[PHP] upload plików - bezpieczeństwo Opcje

[grit]

Witam, mam następujący problem.
Jestem zmuszony zrobić upload plików do serwisu za pośrednictwem tradycyjnego formularza. Muszą to być pliki typu TXT, DOC, XLS, PPT i pliki graficzne.
Problem polega na wg mnie dość dużym niebezpieczeństwie przechowywania takich plików. Pomijając już kwestię, ze ktoś może wgrać plik zawirusowany (tutaj wymiękam już na starcie (IMG:http://forum.php.pl/style_emoticons/default/sad.gif) ) to ktoś może wrzucić plik o niebezpiecznej zawartości od strony funkcjonowania serwisu- na przykład skrypt PHP w pliku z rozszerzeniem TXT- a później go uruchomić

O ile z plikami graficznymi w zasadzie nie ma problemu (sprawa często gesto opisywana na forum) to z innymi typami mam problem.

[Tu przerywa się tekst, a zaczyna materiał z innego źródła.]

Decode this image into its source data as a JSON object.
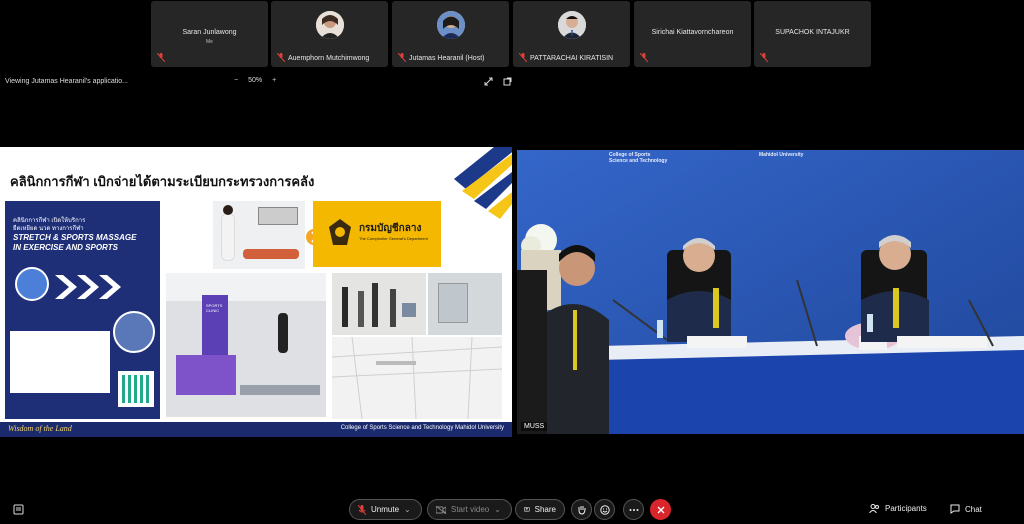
{
  "participants": [
    {
      "name": "Saran Junlawong",
      "sub": "Me",
      "label": ""
    },
    {
      "name": "",
      "sub": "",
      "label": "Auemphorn Mutchimwong"
    },
    {
      "name": "",
      "sub": "",
      "label": "Jutamas Hearanil (Host)"
    },
    {
      "name": "",
      "sub": "",
      "label": "PATTARACHAI KIRATISIN"
    },
    {
      "name": "Sirichai Kiattavornchareon",
      "sub": "",
      "label": ""
    },
    {
      "name": "SUPACHOK INTAJUKR",
      "sub": "",
      "label": ""
    }
  ],
  "viewbar": {
    "title": "Viewing Jutamas Hearanil's applicatio...",
    "zoom_minus": "−",
    "zoom": "50%",
    "zoom_plus": "+"
  },
  "slide": {
    "title": "คลินิกการกีฬา เบิกจ่ายได้ตามระเบียบกระทรวงการคลัง",
    "poster_line1": "คลินิกการกีฬา เปิดให้บริการ",
    "poster_line2": "ยืดเหยียด นวด ทางการกีฬา",
    "poster_head1": "STRETCH & SPORTS MASSAGE",
    "poster_head2": "IN EXERCISE AND SPORTS",
    "cgd_name": "กรมบัญชีกลาง",
    "cgd_sub": "The Comptroller General's Department",
    "clinic_sign": "SPORTS CLINIC",
    "footer_left": "Wisdom of the Land",
    "footer_right": "College of Sports Science and Technology  Mahidol University"
  },
  "video": {
    "label": "MUSS",
    "banner1": "College of Sports Science and Technology",
    "banner2": "Mahidol University"
  },
  "toolbar": {
    "unmute": "Unmute",
    "start_video": "Start video",
    "share": "Share",
    "participants": "Participants",
    "chat": "Chat"
  },
  "colors": {
    "end_button": "#d9262c",
    "slide_footer": "#1a2a6c",
    "muted_mic": "#e0403a"
  }
}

Póki co jestem w stanie sprawdzić czy ktoś nie podmienił rozszerzenia pliku - np wrzucił plik tekstowy ze zmienionym rozszerzeniem JPG.
Ale to nadal nie załatwia sprawy.

Proszę, pomóżcie to jakoś rozwiązać.
Właściwie to sam już nie jestem pewien jakie są niebezpieczeństwa (wydaje mi się, że jest ich dość dużo i że nie ze wszystkich zdaję sobie sprawę). Jeśli takowe są (np. czy można uruchomić skrypt PHP lub EXE lub jakiś inny na serwerze z pośrednictwem plików DOC, XLS, TXT lub PPT) to jak je wyeliminować?

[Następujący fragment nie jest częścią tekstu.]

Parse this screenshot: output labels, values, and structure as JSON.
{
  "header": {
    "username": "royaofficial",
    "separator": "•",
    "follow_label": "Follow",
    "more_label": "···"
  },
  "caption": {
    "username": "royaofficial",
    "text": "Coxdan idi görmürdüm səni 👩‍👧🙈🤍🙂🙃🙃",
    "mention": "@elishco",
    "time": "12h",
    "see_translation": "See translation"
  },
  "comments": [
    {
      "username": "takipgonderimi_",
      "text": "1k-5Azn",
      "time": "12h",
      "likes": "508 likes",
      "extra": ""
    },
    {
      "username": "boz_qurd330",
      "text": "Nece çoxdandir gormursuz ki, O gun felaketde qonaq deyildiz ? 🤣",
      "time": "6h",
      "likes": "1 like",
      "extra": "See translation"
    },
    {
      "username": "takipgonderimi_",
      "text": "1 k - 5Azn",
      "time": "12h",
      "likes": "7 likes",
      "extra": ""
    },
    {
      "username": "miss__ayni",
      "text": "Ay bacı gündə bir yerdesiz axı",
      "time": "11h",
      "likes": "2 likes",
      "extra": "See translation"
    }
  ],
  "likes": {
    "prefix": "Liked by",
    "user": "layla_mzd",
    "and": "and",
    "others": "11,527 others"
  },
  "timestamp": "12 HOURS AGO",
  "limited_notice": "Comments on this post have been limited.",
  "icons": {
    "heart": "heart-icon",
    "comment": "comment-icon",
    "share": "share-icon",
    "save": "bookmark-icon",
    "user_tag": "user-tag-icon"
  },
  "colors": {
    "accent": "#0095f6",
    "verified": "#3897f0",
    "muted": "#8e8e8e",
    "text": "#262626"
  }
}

Ew. mogę zrezygnować z TXT, ale co z innymi typami?

Zastanawiam się nad odczytywanie zawartości, np. za pośrednictwem funkcji file() tylko czego szukać? jakich treści? <??> ? czy tylko tego czy czegoś jeszcze.

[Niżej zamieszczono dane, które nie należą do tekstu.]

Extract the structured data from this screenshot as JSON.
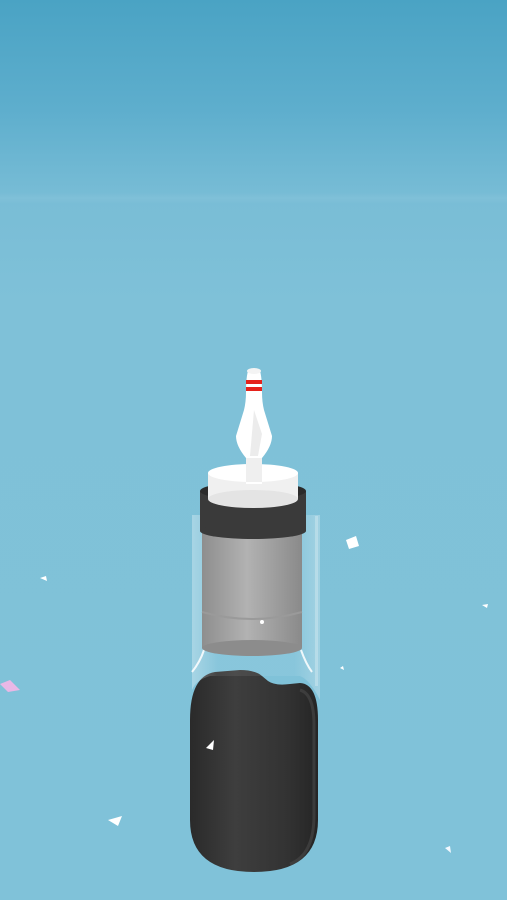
{
  "scene": {
    "background_top": "#4aa3c4",
    "background_bottom": "#80c2d9",
    "bottle_color": "#3c3c3c",
    "cap_color": "#a9a9a9",
    "pin_stripe_color": "#e5221c",
    "pin_color": "#ffffff"
  }
}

Będę wdzięczny za podpowiedzi w tej kwestii.

[grit]

Mozesz mi krótko wyjaśnić na czym wg Ciebie polega siła uber-upload? Tak jak napisalem wcześniej nie oglądałem go dokładnie. Na pierwszy rzut oka to skrypt, który ma fajny progress bar, obsługuje kontrolę typów plików i wielkość POST MAX SIZE. Co jeszcze jest w nim warte uwagi? Podejrzewam, ze coś jest ale co...

Jeśli chodzi o pliki graficzne to jak napisałem raczej problemu nie ma - ze sprawdzeniem czy faktycznie jest to plik graficzny- natomiast jakie jest związane z nimi zagrożenie? Przecież nie są one parsowane przez serwer - z wyjątkiem ew. obróbki relizowanej przez skrypt PHP. Jednym słowem jest to taki sam plik zewn. jak np. doc czy xls. Dobrze mówię czy się mylę?